In order to prevent further proceedings in the circuit court the petitioner has applied for a writ of prohibition. Such writ has been defined as “A writ issuing out of the superior courts directed to the judge and parties of an , inferior court, commanding them to cease from the prosecution of a suit, upon a suggestion that either the cause originally or some collateral matter therein does not belong to that jurisdiction but to the cognizance of some other court.” Camron v. Kenfield, 57 Cal. 550; Washburn v. Phillips, 2 Metc. (43 Mass.) 296, 298.

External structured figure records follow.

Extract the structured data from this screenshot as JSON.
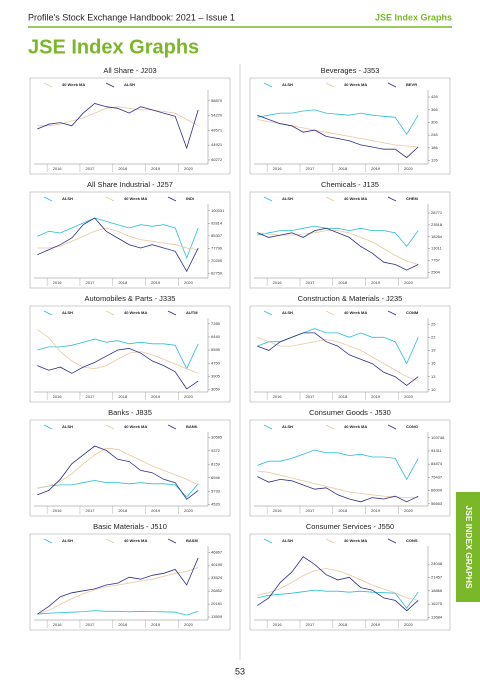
{
  "header": {
    "left": "Profile's Stock Exchange Handbook: 2021 – Issue 1",
    "right": "JSE Index Graphs"
  },
  "title": "JSE Index Graphs",
  "side_tab": "JSE INDEX GRAPHS",
  "page_number": "53",
  "chart_data": [
    {
      "type": "line",
      "title": "All Share - J203",
      "x": [
        2015.7,
        2016.05,
        2016.4,
        2016.75,
        2017.1,
        2017.45,
        2017.8,
        2018.15,
        2018.5,
        2018.85,
        2019.2,
        2019.55,
        2019.9,
        2020.25,
        2020.6
      ],
      "xlim": [
        2015.6,
        2020.9
      ],
      "xticks": [
        2016,
        2017,
        2018,
        2019,
        2020
      ],
      "ylim": [
        39000,
        61000
      ],
      "yticks": [
        40272,
        44921,
        49571,
        54220,
        58870
      ],
      "series": [
        {
          "name": "40 Week MA",
          "color": "#e8c9a0",
          "values": [
            51000,
            51000,
            51500,
            52500,
            53500,
            55000,
            56500,
            57000,
            56500,
            56000,
            56000,
            55500,
            55000,
            53000,
            51000
          ]
        },
        {
          "name": "ALSH",
          "color": "#2e2f86",
          "values": [
            50000,
            51500,
            52000,
            51000,
            55000,
            58000,
            57000,
            56500,
            55000,
            57000,
            56000,
            55000,
            54000,
            44000,
            56000
          ]
        }
      ]
    },
    {
      "type": "line",
      "title": "Beverages - J353",
      "x": [
        2015.7,
        2016.05,
        2016.4,
        2016.75,
        2017.1,
        2017.45,
        2017.8,
        2018.15,
        2018.5,
        2018.85,
        2019.2,
        2019.55,
        2019.9,
        2020.25,
        2020.6
      ],
      "xlim": [
        2015.6,
        2020.9
      ],
      "xticks": [
        2016,
        2017,
        2018,
        2019,
        2020
      ],
      "ylim": [
        110,
        440
      ],
      "yticks": [
        126,
        186,
        246,
        306,
        366,
        426
      ],
      "series": [
        {
          "name": "ALSH",
          "color": "#2bbfd6",
          "values": [
            330,
            340,
            350,
            350,
            360,
            365,
            350,
            345,
            340,
            350,
            340,
            335,
            330,
            250,
            340
          ]
        },
        {
          "name": "40 Week MA",
          "color": "#e8c9a0",
          "values": [
            320,
            310,
            300,
            290,
            280,
            270,
            260,
            250,
            240,
            230,
            220,
            210,
            200,
            195,
            190
          ]
        },
        {
          "name": "BEVR",
          "color": "#2e2f86",
          "values": [
            340,
            320,
            300,
            290,
            260,
            270,
            240,
            230,
            220,
            200,
            190,
            180,
            180,
            140,
            190
          ]
        }
      ]
    },
    {
      "type": "line",
      "title": "All Share Industrial - J257",
      "x": [
        2015.7,
        2016.05,
        2016.4,
        2016.75,
        2017.1,
        2017.45,
        2017.8,
        2018.15,
        2018.5,
        2018.85,
        2019.2,
        2019.55,
        2019.9,
        2020.25,
        2020.6
      ],
      "xlim": [
        2015.6,
        2020.9
      ],
      "xticks": [
        2016,
        2017,
        2018,
        2019,
        2020
      ],
      "ylim": [
        60000,
        102000
      ],
      "yticks": [
        62750,
        70250,
        77799,
        85307,
        92814,
        100331
      ],
      "series": [
        {
          "name": "ALSH",
          "color": "#2bbfd6",
          "values": [
            85000,
            88000,
            87000,
            90000,
            93000,
            96000,
            94000,
            92000,
            90000,
            92000,
            91000,
            92000,
            90000,
            72000,
            90000
          ]
        },
        {
          "name": "40 Week MA",
          "color": "#e8c9a0",
          "values": [
            78000,
            78000,
            79000,
            82000,
            85000,
            88000,
            90000,
            88000,
            85000,
            83000,
            82000,
            81000,
            80000,
            78000,
            77000
          ]
        },
        {
          "name": "INDI",
          "color": "#2e2f86",
          "values": [
            74000,
            77000,
            80000,
            84000,
            92000,
            96000,
            88000,
            84000,
            80000,
            78000,
            80000,
            78000,
            76000,
            64000,
            78000
          ]
        }
      ]
    },
    {
      "type": "line",
      "title": "Chemicals - J135",
      "x": [
        2015.7,
        2016.05,
        2016.4,
        2016.75,
        2017.1,
        2017.45,
        2017.8,
        2018.15,
        2018.5,
        2018.85,
        2019.2,
        2019.55,
        2019.9,
        2020.25,
        2020.6
      ],
      "xlim": [
        2015.6,
        2020.9
      ],
      "xticks": [
        2016,
        2017,
        2018,
        2019,
        2020
      ],
      "ylim": [
        0,
        31000
      ],
      "yticks": [
        2504,
        7757,
        13011,
        18264,
        23518,
        28771
      ],
      "series": [
        {
          "name": "ALSH",
          "color": "#2bbfd6",
          "values": [
            19000,
            20000,
            21000,
            21000,
            22000,
            23000,
            22000,
            22000,
            21000,
            22000,
            21000,
            21000,
            20000,
            14000,
            21000
          ]
        },
        {
          "name": "40 Week MA",
          "color": "#e8c9a0",
          "values": [
            20000,
            19500,
            19000,
            19000,
            19500,
            20000,
            21000,
            21000,
            20000,
            18000,
            16000,
            13000,
            10000,
            7500,
            6000
          ]
        },
        {
          "name": "CHEM",
          "color": "#2e2f86",
          "values": [
            20000,
            18000,
            19000,
            20000,
            18000,
            21000,
            22000,
            20000,
            18000,
            14000,
            11000,
            7000,
            6000,
            3500,
            6000
          ]
        }
      ]
    },
    {
      "type": "line",
      "title": "Automobiles & Parts - J335",
      "x": [
        2015.7,
        2016.05,
        2016.4,
        2016.75,
        2017.1,
        2017.45,
        2017.8,
        2018.15,
        2018.5,
        2018.85,
        2019.2,
        2019.55,
        2019.9,
        2020.25,
        2020.6
      ],
      "xlim": [
        2015.6,
        2020.9
      ],
      "xticks": [
        2016,
        2017,
        2018,
        2019,
        2020
      ],
      "ylim": [
        2900,
        7400
      ],
      "yticks": [
        3059,
        3905,
        4750,
        5595,
        6440,
        7285
      ],
      "series": [
        {
          "name": "ALSH",
          "color": "#2bbfd6",
          "values": [
            5600,
            5800,
            5800,
            5900,
            6100,
            6300,
            6100,
            6200,
            6000,
            6100,
            6000,
            6000,
            5900,
            4400,
            6000
          ]
        },
        {
          "name": "40 Week MA",
          "color": "#e8c9a0",
          "values": [
            6900,
            6400,
            5500,
            4900,
            4500,
            4400,
            4600,
            5000,
            5400,
            5500,
            5300,
            5000,
            4700,
            4400,
            4100
          ]
        },
        {
          "name": "AUTM",
          "color": "#2e2f86",
          "values": [
            4600,
            4300,
            4500,
            4100,
            4500,
            4800,
            5200,
            5600,
            5700,
            5400,
            4900,
            4600,
            4200,
            3100,
            3600
          ]
        }
      ]
    },
    {
      "type": "line",
      "title": "Construction & Materials - J235",
      "x": [
        2015.7,
        2016.05,
        2016.4,
        2016.75,
        2017.1,
        2017.45,
        2017.8,
        2018.15,
        2018.5,
        2018.85,
        2019.2,
        2019.55,
        2019.9,
        2020.25,
        2020.6
      ],
      "xlim": [
        2015.6,
        2020.9
      ],
      "xticks": [
        2016,
        2017,
        2018,
        2019,
        2020
      ],
      "ylim": [
        9.5,
        25.5
      ],
      "yticks": [
        10,
        13,
        16,
        19,
        22,
        25
      ],
      "series": [
        {
          "name": "ALSH",
          "color": "#2bbfd6",
          "values": [
            20,
            21,
            21,
            22,
            23,
            24,
            23,
            23,
            22,
            23,
            22,
            22,
            21,
            16,
            22
          ]
        },
        {
          "name": "40 Week MA",
          "color": "#e8c9a0",
          "values": [
            22,
            21,
            20,
            20,
            20.5,
            21,
            21.5,
            21,
            20,
            19,
            17.5,
            16,
            14.5,
            13,
            12
          ]
        },
        {
          "name": "CONM",
          "color": "#2e2f86",
          "values": [
            20,
            19,
            21,
            22,
            23,
            23,
            21,
            20,
            18,
            17,
            16,
            14,
            13,
            11,
            13
          ]
        }
      ]
    },
    {
      "type": "line",
      "title": "Banks - J835",
      "x": [
        2015.7,
        2016.05,
        2016.4,
        2016.75,
        2017.1,
        2017.45,
        2017.8,
        2018.15,
        2018.5,
        2018.85,
        2019.2,
        2019.55,
        2019.9,
        2020.25,
        2020.6
      ],
      "xlim": [
        2015.6,
        2020.9
      ],
      "xticks": [
        2016,
        2017,
        2018,
        2019,
        2020
      ],
      "ylim": [
        4400,
        10700
      ],
      "yticks": [
        4520,
        5733,
        6946,
        8159,
        9372,
        10585
      ],
      "series": [
        {
          "name": "ALSH",
          "color": "#2bbfd6",
          "values": [
            6000,
            6200,
            6300,
            6300,
            6500,
            6700,
            6500,
            6500,
            6400,
            6500,
            6400,
            6400,
            6300,
            5200,
            6400
          ]
        },
        {
          "name": "40 Week MA",
          "color": "#e8c9a0",
          "values": [
            6000,
            6200,
            6600,
            7300,
            8200,
            9000,
            9600,
            9500,
            9000,
            8500,
            8000,
            7600,
            7200,
            6800,
            6300
          ]
        },
        {
          "name": "BANK",
          "color": "#2e2f86",
          "values": [
            5400,
            5800,
            6800,
            8200,
            9000,
            9800,
            9400,
            8600,
            8400,
            7600,
            7400,
            6800,
            6500,
            5000,
            5800
          ]
        }
      ]
    },
    {
      "type": "line",
      "title": "Consumer Goods - J530",
      "x": [
        2015.7,
        2016.05,
        2016.4,
        2016.75,
        2017.1,
        2017.45,
        2017.8,
        2018.15,
        2018.5,
        2018.85,
        2019.2,
        2019.55,
        2019.9,
        2020.25,
        2020.6
      ],
      "xlim": [
        2015.6,
        2020.9
      ],
      "xticks": [
        2016,
        2017,
        2018,
        2019,
        2020
      ],
      "ylim": [
        55000,
        105000
      ],
      "yticks": [
        56563,
        66000,
        75437,
        84874,
        94311,
        103748
      ],
      "series": [
        {
          "name": "ALSH",
          "color": "#2bbfd6",
          "values": [
            84000,
            87000,
            87000,
            89000,
            92000,
            95000,
            93000,
            93000,
            91000,
            92000,
            90000,
            90000,
            89000,
            74000,
            89000
          ]
        },
        {
          "name": "40 Week MA",
          "color": "#e8c9a0",
          "values": [
            80000,
            79000,
            77000,
            75000,
            73000,
            71000,
            69000,
            67000,
            65000,
            64000,
            63000,
            62000,
            61500,
            61000,
            61000
          ]
        },
        {
          "name": "CONG",
          "color": "#2e2f86",
          "values": [
            76000,
            72000,
            74000,
            73000,
            70000,
            67000,
            68000,
            63000,
            60000,
            58000,
            61000,
            60000,
            62000,
            58000,
            62000
          ]
        }
      ]
    },
    {
      "type": "line",
      "title": "Basic Materials - J510",
      "x": [
        2015.7,
        2016.05,
        2016.4,
        2016.75,
        2017.1,
        2017.45,
        2017.8,
        2018.15,
        2018.5,
        2018.85,
        2019.2,
        2019.55,
        2019.9,
        2020.25,
        2020.6
      ],
      "xlim": [
        2015.6,
        2020.9
      ],
      "xticks": [
        2016,
        2017,
        2018,
        2019,
        2020
      ],
      "ylim": [
        12000,
        48000
      ],
      "yticks": [
        13509,
        20181,
        26852,
        33524,
        40195,
        46867
      ],
      "series": [
        {
          "name": "ALSH",
          "color": "#2bbfd6",
          "values": [
            15000,
            15500,
            15800,
            16000,
            16300,
            16800,
            16500,
            16500,
            16200,
            16500,
            16300,
            16200,
            16000,
            14500,
            16500
          ]
        },
        {
          "name": "40 Week MA",
          "color": "#e8c9a0",
          "values": [
            15000,
            17000,
            20000,
            23000,
            25500,
            27500,
            29000,
            30000,
            31000,
            32000,
            33000,
            34500,
            36000,
            37000,
            39000
          ]
        },
        {
          "name": "BASM",
          "color": "#2e2f86",
          "values": [
            15000,
            19000,
            24000,
            26000,
            27000,
            28000,
            30000,
            31000,
            34000,
            33000,
            35000,
            36000,
            38000,
            30000,
            44000
          ]
        }
      ]
    },
    {
      "type": "line",
      "title": "Consumer Services - J550",
      "x": [
        2015.7,
        2016.05,
        2016.4,
        2016.75,
        2017.1,
        2017.45,
        2017.8,
        2018.15,
        2018.5,
        2018.85,
        2019.2,
        2019.55,
        2019.9,
        2020.25,
        2020.6
      ],
      "xlim": [
        2015.6,
        2020.9
      ],
      "xticks": [
        2016,
        2017,
        2018,
        2019,
        2020
      ],
      "ylim": [
        13200,
        26800
      ],
      "yticks": [
        13684,
        16275,
        18866,
        21457,
        24048
      ],
      "series": [
        {
          "name": "ALSH",
          "color": "#2bbfd6",
          "values": [
            17500,
            18000,
            18200,
            18400,
            18700,
            19000,
            18800,
            18800,
            18600,
            18800,
            18600,
            18500,
            18400,
            15500,
            18600
          ]
        },
        {
          "name": "40 Week MA",
          "color": "#e8c9a0",
          "values": [
            18000,
            18500,
            19300,
            20500,
            21800,
            22800,
            23200,
            22800,
            22000,
            21000,
            20000,
            19200,
            18500,
            17500,
            17000
          ]
        },
        {
          "name": "CONS",
          "color": "#2e2f86",
          "values": [
            16000,
            17500,
            20500,
            22500,
            25500,
            24000,
            22000,
            21000,
            21500,
            19500,
            19000,
            17500,
            17000,
            15000,
            17000
          ]
        }
      ]
    }
  ]
}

Unless this writ is issued the petitioner will be obliged *557either to permit the matter in the circuit court to go by default and then appeal to this court, or to participate in the trial of the matter in a court which clearly ought not to assume jurisdiction of the matter. In either event petitioner will be put to great hardship, expense, and trouble. Such was the ruling of this court in a recent case (Petition of Inland Steel Co. 174 Wis. 140, 182 N. W. 917), where this court directed the issuance of the writ. The issuance of this writ will result in the prohibition on the part of the circuit judge and of the respondent, the widow, from proceeding with the trial in the circuit court, and will effect a return of the record to the county court, where the matter can and should, as a matter of right, be tried.z

We therefore hold that the issuance of the writ of prohibition in the instant case is a proper remedy.

By the Court. — Let a writ of prohibition issue as prayed for in the petition.